Gli utenti Linux che utilizzano Apple Music hanno sempre dovuto affidarsi al browser Web per ascoltare la propria libreria musicale. Slipmat punta a cambiare questa esperienza proponendo un client progettato specificamente per GNOME, con un’interfaccia moderna sviluppata in GTK4, libadwaita e Rust.
Il progetto adotta un approccio originale per superare i limiti imposti dal DRM di Apple. Sebbene la riproduzione richieda comunque un motore Web nascosto, questo viene utilizzato esclusivamente per decodificare l’audio. Tutta l’interfaccia, la navigazione e la gestione della libreria sono invece completamente native, offrendo un’esperienza coerente con il desktop GNOME.
L’obiettivo è eliminare la sensazione di utilizzare una semplice pagina Web incapsulata, mettendo a disposizione un’applicazione che si comporta come qualsiasi altro programma Linux.
Un’interfaccia GNOME moderna e tutte le funzioni di Apple Music
Slipmat sfrutta le tecnologie più recenti del progetto GNOME per offrire un’interfaccia fluida, reattiva e perfettamente integrata con il sistema operativo.
La libreria musicale viene organizzata in sezioni dedicate per brani, album, artisti e playlist, tutte dotate di ricerca istantanea e strumenti di ordinamento. Selezionando un elemento, l’intero elenco viene trasformato automaticamente nella coda di riproduzione, rendendo più naturale la navigazione tra i contenuti.

Anche il lettore multimediale è stato progettato con particolare attenzione all’esperienza d’uso. Supporta la riproduzione senza interruzioni tra i brani, una schermata dedicata con copertina in primo piano e una coda sempre consultabile.

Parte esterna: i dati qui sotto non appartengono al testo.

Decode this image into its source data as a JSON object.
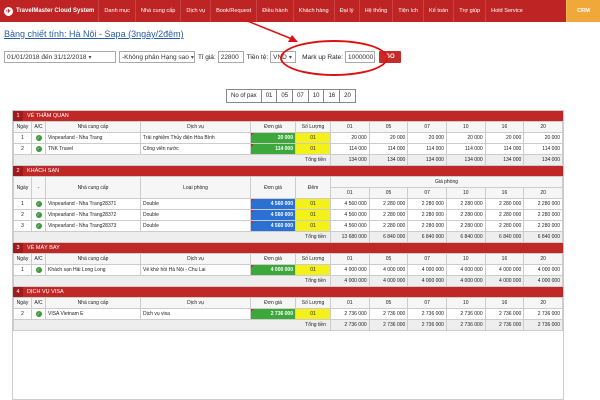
{
  "nav": {
    "brand": "TravelMaster Cloud System",
    "items": [
      "Danh mục",
      "Nhà cung cấp",
      "Dịch vụ",
      "Book/Request",
      "Điều hành",
      "Khách hàng",
      "Đại lý",
      "Hệ thống",
      "Tiện ích",
      "Kế toán",
      "Trợ giúp",
      "Hold Service"
    ],
    "crm": "CRM"
  },
  "title": "Bảng chiết tính: Hà Nội - Sapa (3ngày/2đêm)",
  "filters": {
    "date_range": "01/01/2018 đến 31/12/2018",
    "hang_sao": "-Không phân Hạng sao",
    "ti_gia_label": "Tỉ giá:",
    "ti_gia": "22800",
    "tien_te_label": "Tiền tệ:",
    "tien_te": "VND",
    "markup_label": "Mark up Rate:",
    "markup": "1000000",
    "go": "GO"
  },
  "pax": {
    "label": "No of pax",
    "values": [
      "01",
      "05",
      "07",
      "10",
      "16",
      "20"
    ]
  },
  "sections": {
    "s1": {
      "num": "1",
      "title": "VÉ THĂM QUAN",
      "headers": [
        "Ngày",
        "A/C",
        "Nhà cung cấp",
        "Dịch vụ",
        "Đơn giá",
        "Số Lượng",
        "01",
        "05",
        "07",
        "10",
        "16",
        "20"
      ],
      "rows": [
        {
          "day": "1",
          "ncc": "Vinpearland - Nha Trang",
          "dv": "Trải nghiệm Thủy điện Hòa Bình",
          "price": "20 000",
          "qty": "01",
          "v": [
            "20 000",
            "20 000",
            "20 000",
            "20 000",
            "20 000",
            "20 000"
          ]
        },
        {
          "day": "2",
          "ncc": "TNK Travel",
          "dv": "Công viên nước",
          "price": "114 000",
          "qty": "01",
          "v": [
            "114 000",
            "114 000",
            "114 000",
            "114 000",
            "114 000",
            "114 000"
          ]
        }
      ],
      "total_label": "Tổng tiền",
      "totals": [
        "134 000",
        "134 000",
        "134 000",
        "134 000",
        "134 000",
        "134 000"
      ]
    },
    "s2": {
      "num": "2",
      "title": "KHÁCH SẠN",
      "headers": [
        "Ngày",
        "-",
        "Nhà cung cấp",
        "Loại phòng",
        "Đơn giá",
        "Đêm",
        "01",
        "05",
        "07",
        "10",
        "16",
        "20"
      ],
      "group": "Giá phòng",
      "rows": [
        {
          "day": "1",
          "ncc": "Vinpearland - Nha Trang28371",
          "dv": "Double",
          "price": "4 560 000",
          "qty": "01",
          "v": [
            "4 560 000",
            "2 280 000",
            "2 280 000",
            "2 280 000",
            "2 280 000",
            "2 280 000"
          ]
        },
        {
          "day": "2",
          "ncc": "Vinpearland - Nha Trang28372",
          "dv": "Double",
          "price": "4 560 000",
          "qty": "01",
          "v": [
            "4 560 000",
            "2 280 000",
            "2 280 000",
            "2 280 000",
            "2 280 000",
            "2 280 000"
          ]
        },
        {
          "day": "3",
          "ncc": "Vinpearland - Nha Trang28373",
          "dv": "Double",
          "price": "4 560 000",
          "qty": "01",
          "v": [
            "4 560 000",
            "2 280 000",
            "2 280 000",
            "2 280 000",
            "2 280 000",
            "2 280 000"
          ]
        }
      ],
      "total_label": "Tổng tiền",
      "totals": [
        "13 680 000",
        "6 840 000",
        "6 840 000",
        "6 840 000",
        "6 840 000",
        "6 840 000"
      ]
    },
    "s3": {
      "num": "3",
      "title": "VÉ MÁY BAY",
      "headers": [
        "Ngày",
        "A/C",
        "Nhà cung cấp",
        "Dịch vụ",
        "Đơn giá",
        "Số Lượng",
        "01",
        "05",
        "07",
        "10",
        "16",
        "20"
      ],
      "rows": [
        {
          "day": "1",
          "ncc": "Khách sạn Hải Long Long",
          "dv": "Vé khứ hồi Hà Nội - Chu Lai",
          "price": "4 000 000",
          "qty": "01",
          "v": [
            "4 000 000",
            "4 000 000",
            "4 000 000",
            "4 000 000",
            "4 000 000",
            "4 000 000"
          ]
        }
      ],
      "total_label": "Tổng tiền",
      "totals": [
        "4 000 000",
        "4 000 000",
        "4 000 000",
        "4 000 000",
        "4 000 000",
        "4 000 000"
      ]
    },
    "s4": {
      "num": "4",
      "title": "DỊCH VỤ VISA",
      "headers": [
        "Ngày",
        "A/C",
        "Nhà cung cấp",
        "Dịch vụ",
        "Đơn giá",
        "Số Lượng",
        "01",
        "05",
        "07",
        "10",
        "16",
        "20"
      ],
      "rows": [
        {
          "day": "2",
          "ncc": "VISA Vietnam E",
          "dv": "Dịch vụ visa",
          "price": "2 736 000",
          "qty": "01",
          "v": [
            "2 736 000",
            "2 736 000",
            "2 736 000",
            "2 736 000",
            "2 736 000",
            "2 736 000"
          ]
        }
      ],
      "total_label": "Tổng tiền",
      "totals": [
        "2 736 000",
        "2 736 000",
        "2 736 000",
        "2 736 000",
        "2 736 000",
        "2 736 000"
      ]
    }
  },
  "colors": {
    "nav": "#bf2424",
    "crm": "#f0a83a",
    "price_green": "#3ca83c",
    "price_blue": "#2b71d4",
    "qty_yellow": "#f4f01a",
    "highlight": "#dd1111"
  },
  "icons": {
    "ok": "check-circle-icon",
    "brand": "logo-icon"
  }
}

Tra le principali caratteristiche troviamo:
- interfaccia nativa realizzata con GTK4 e libadwaita;
- sviluppo in Rust per elevate prestazioni;
- ricerca globale di artisti, album, playlist e canzoni;
- riproduzione gapless;
- controlli multimediali integrati nella barra superiore di GNOME;
- supporto ai tasti multimediali della tastiera;
- controlli disponibili anche nella schermata di blocco;
- ripresa automatica dell’ultima sessione di ascolto;
- navigazione fluida anche con librerie musicali molto estese.

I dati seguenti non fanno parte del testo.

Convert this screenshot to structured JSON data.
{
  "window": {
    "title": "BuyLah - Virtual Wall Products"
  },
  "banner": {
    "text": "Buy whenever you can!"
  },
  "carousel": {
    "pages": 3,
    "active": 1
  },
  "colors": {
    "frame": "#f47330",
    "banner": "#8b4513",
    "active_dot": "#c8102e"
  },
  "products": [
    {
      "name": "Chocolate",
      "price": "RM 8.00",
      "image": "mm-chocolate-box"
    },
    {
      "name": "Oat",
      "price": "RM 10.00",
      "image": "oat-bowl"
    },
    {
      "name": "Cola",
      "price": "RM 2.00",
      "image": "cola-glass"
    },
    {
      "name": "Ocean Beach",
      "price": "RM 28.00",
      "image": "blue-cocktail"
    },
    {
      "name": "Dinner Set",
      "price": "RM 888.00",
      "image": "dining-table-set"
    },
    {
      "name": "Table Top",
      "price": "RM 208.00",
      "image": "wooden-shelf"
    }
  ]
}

La musica continua a essere riprodotta anche dopo la chiusura della finestra dell’applicazione, interrompendosi soltanto quando l’utente decide realmente di uscire dal programma.
Installazione tramite Flatpak e requisiti di sistema
Slipmat richiede versioni molto recenti delle librerie GNOME, in particolare libadwaita 1.8 e GTK 4.20. Per questo motivo non può essere compilato direttamente su distribuzioni che includono versioni meno aggiornate, come Debian Stable, Ubuntu 24.04 o Fedora 42 e precedenti.
La soluzione consigliata dagli sviluppatori consiste nell’utilizzare il pacchetto Flatpak distribuito direttamente nelle release del progetto. Questo include il runtime GNOME 49, eliminando qualsiasi dipendenza dalle librerie installate sul sistema e garantendo un funzionamento uniforme su numerose distribuzioni Linux.
Durante la prima installazione Flatpak scarica automaticamente il runtime necessario da Flathub, qualora non sia già presente sul computer. Gli sviluppatori precisano inoltre che Slipmat non è pubblicato su Flathub e, almeno per il momento, non è previsto il suo inserimento nello store.
Grazie a un’interfaccia realmente nativa, prestazioni elevate e una profonda integrazione con GNOME, Slipmat rappresenta una delle soluzioni più interessanti per gli utenti Linux abbonati ad Apple Music, offrendo un’esperienza molto più vicina a quella di un’applicazione desktop tradizionale rispetto all’utilizzo del browser.